Bill parecía triste.

–Vamos a tener que buscar un inversor fuera de la familia.

–¿Quién va a querer invertir en un museo de parques de atracciones al borde de la quiebra? –preguntó Daisy.

–El precio de los motores de vapor está disparado –dijo Bill–. Los inversores verán más seguro su dinero aquí que en acciones.

Daisy sacudió la cabeza.

–Los inversores siempre imponen condiciones. Nosotros estamos cuidando de nuestro patrimonio familiar, para ellos es diferente. Querrán obtener ganancias, subirán los precios de las entradas. ¿Qué pasará cuando quieran irse? ¿Cómo conseguiremos el dinero para comprar su parte?

–No lo sé, cielo –contestó desolado–. Podríamos vender el motor de la locomotora de carretera.

Valía una pequeña fortuna. Era el último motor que había hecho Bell y Daisy había dedicado cuatro años a su restauración.

–Por encima de mi cadáver. Tiene que haber otra manera.

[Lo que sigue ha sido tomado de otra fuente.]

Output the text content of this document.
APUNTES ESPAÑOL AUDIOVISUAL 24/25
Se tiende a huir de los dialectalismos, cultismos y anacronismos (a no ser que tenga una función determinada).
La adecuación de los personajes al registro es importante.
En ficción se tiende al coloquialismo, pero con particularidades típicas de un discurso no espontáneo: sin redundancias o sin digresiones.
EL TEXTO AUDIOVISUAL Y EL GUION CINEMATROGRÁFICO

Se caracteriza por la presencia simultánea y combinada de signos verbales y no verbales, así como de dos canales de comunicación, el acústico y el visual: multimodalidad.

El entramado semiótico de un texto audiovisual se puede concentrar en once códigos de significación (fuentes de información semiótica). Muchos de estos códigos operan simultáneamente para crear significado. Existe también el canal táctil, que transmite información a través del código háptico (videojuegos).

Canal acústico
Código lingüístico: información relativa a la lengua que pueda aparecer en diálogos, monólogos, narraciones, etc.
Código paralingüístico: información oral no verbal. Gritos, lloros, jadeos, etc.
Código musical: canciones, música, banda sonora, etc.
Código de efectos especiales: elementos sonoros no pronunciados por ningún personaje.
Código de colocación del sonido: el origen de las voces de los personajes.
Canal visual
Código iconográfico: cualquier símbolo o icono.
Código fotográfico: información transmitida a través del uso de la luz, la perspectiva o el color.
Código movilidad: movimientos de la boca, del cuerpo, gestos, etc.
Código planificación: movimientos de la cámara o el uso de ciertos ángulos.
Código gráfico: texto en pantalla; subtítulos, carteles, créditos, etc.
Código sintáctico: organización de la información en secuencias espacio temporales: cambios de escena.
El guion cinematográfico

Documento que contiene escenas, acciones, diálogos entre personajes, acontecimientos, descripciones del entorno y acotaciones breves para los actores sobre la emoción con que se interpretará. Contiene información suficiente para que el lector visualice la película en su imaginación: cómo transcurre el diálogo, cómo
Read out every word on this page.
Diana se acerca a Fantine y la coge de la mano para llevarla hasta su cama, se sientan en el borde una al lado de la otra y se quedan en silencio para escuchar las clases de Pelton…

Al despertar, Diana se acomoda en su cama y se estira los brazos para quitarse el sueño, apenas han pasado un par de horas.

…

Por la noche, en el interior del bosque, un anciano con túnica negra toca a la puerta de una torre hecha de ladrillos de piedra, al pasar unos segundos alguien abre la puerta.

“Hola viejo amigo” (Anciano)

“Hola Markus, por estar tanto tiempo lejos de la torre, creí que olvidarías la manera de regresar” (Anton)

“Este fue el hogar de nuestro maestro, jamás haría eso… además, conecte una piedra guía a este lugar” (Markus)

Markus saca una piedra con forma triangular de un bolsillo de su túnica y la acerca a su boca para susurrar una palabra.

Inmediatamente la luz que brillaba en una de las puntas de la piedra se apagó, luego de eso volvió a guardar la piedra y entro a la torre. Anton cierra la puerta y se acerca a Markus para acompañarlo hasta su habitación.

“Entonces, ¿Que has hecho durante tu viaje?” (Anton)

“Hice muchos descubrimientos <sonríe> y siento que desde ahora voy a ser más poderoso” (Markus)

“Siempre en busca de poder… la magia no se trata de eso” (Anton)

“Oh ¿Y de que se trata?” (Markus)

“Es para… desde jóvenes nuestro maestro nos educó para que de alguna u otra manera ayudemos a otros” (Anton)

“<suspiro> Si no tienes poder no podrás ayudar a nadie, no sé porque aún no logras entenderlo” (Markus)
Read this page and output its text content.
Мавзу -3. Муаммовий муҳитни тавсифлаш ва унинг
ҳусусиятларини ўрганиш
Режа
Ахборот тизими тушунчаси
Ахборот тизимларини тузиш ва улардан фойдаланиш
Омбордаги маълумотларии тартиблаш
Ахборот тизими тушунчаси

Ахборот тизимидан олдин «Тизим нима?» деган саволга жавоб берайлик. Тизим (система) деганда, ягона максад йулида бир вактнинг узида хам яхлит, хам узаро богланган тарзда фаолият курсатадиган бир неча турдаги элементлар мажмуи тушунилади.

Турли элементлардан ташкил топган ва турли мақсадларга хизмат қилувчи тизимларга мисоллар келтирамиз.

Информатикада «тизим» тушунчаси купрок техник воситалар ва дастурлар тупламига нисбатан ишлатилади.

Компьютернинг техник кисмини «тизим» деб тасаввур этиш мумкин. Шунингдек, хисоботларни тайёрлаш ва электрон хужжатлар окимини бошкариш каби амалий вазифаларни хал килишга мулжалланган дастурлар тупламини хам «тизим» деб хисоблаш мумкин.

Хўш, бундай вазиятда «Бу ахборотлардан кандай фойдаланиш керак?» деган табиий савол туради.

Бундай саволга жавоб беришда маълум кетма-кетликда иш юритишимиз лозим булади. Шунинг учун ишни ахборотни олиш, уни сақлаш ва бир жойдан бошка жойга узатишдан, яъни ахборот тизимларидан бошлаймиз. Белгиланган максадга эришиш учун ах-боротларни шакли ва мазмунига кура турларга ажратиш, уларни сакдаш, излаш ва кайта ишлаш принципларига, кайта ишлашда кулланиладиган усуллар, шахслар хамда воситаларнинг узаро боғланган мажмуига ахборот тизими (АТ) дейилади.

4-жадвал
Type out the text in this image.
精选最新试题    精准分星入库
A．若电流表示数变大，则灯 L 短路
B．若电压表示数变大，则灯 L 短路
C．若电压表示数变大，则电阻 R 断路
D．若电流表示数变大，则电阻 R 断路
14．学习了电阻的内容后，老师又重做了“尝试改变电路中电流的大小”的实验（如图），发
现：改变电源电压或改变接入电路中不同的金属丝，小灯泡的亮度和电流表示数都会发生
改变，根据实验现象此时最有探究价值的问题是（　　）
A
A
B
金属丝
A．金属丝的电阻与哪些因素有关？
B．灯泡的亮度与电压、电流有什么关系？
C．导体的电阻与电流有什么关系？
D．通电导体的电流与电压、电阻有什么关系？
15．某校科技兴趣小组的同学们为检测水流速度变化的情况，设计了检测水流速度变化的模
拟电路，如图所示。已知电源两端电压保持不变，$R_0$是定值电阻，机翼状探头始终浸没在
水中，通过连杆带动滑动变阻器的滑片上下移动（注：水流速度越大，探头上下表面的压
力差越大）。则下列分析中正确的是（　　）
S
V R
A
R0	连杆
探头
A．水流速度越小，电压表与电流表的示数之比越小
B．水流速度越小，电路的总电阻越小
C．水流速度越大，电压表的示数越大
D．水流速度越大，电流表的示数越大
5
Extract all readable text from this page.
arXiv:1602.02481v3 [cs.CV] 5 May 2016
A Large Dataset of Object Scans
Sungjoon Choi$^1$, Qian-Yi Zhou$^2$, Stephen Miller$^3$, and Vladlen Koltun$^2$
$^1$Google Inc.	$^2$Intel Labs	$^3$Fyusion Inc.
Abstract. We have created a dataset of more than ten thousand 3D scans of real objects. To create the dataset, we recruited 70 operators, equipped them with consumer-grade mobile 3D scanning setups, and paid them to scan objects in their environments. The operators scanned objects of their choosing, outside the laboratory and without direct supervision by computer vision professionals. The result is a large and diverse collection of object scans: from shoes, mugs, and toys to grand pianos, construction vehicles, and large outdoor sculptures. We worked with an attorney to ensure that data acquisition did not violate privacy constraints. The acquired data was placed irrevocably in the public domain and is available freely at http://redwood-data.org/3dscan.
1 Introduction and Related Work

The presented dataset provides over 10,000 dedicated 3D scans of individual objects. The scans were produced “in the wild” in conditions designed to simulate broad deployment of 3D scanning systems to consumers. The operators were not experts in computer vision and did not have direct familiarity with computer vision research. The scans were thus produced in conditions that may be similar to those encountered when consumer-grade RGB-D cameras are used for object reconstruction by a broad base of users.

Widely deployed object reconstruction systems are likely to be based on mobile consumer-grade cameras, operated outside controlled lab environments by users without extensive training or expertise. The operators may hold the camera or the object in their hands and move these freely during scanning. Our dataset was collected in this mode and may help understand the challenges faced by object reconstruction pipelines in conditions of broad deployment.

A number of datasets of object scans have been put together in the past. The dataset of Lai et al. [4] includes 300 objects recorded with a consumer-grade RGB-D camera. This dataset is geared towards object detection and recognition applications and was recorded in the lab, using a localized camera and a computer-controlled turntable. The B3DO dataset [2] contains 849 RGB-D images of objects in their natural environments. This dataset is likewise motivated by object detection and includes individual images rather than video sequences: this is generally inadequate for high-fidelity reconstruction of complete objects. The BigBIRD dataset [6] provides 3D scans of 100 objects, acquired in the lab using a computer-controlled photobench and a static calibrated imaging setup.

–Como no nos toque la lotería o descubramos que existen las hadas madrinas... Lo dudo, cariño. Tendremos que buscar un socio.

–O tal vez un patrocinador –dijo Daisy–. Pondré a hervir la tetera. Tenemos que pensar qué podemos ofrecerle a un patrocinador, haremos una lista de los empresarios locales y nos dividiremos las llamadas. Seamos optimistas.

 

 

Felix descolgó el teléfono sin apartar los ojos de la hoja.

–Me alegro de dar contigo, Felix.

Felix suspiró para sus adentros. Le estaba bien empleado, por no mirar la pantalla antes de contestar. Ahora su hermana lo marearía en vez de dejar un mensaje en el contestador.

–Buenos días, Antonia.

–Mamá me ha dicho que vas a escaquearte de la reunión familiar de este fin de semana.

Típico de Antonia, siempre directa al grano.

–Lo siento, no puedo ir. Estoy ocupado con trabajo.

–¡Venga ya! Puedes ir y resolver los asuntos de trabajo por la mañana antes de que los demás se levanten.

Cierto, pero eso no suponía que quisiera hacerlo.

–Mamá está deseando que vayas.

–Será porque habrá encontrado otra mujer con la que emparejarme. Mira, Toni, no tengo ningún interés en casarme. No voy a casarme nunca.

–No trates de convencerme de que no te interesan las mujeres. He visto en las revistas de cotilleos tu foto con cierta actriz colgada del cuello. ¿O vas a decirme que sois solo buenos amigos?

–No, eso fue... –dijo, y apretó los labios, molesto–. Toni, por el amor de Dios, eres mi hermana pequeña. No voy a hablar de mi vida amorosa contigo.

–Más bien de la falta de vida amorosa. Nunca sales con la misma mujer más de tres veces –dijo, y suspiró–. Mamá solo quiere que seas feliz. Es lo que todos queremos.

–Soy feliz.

–Entonces, que madures.

–Tengo un bonito piso en Docklands y una empresa que va muy bien. Para muchos, eso es haber madurado.

–Sabes a lo que me refiero, a tener una relación estable con alguien.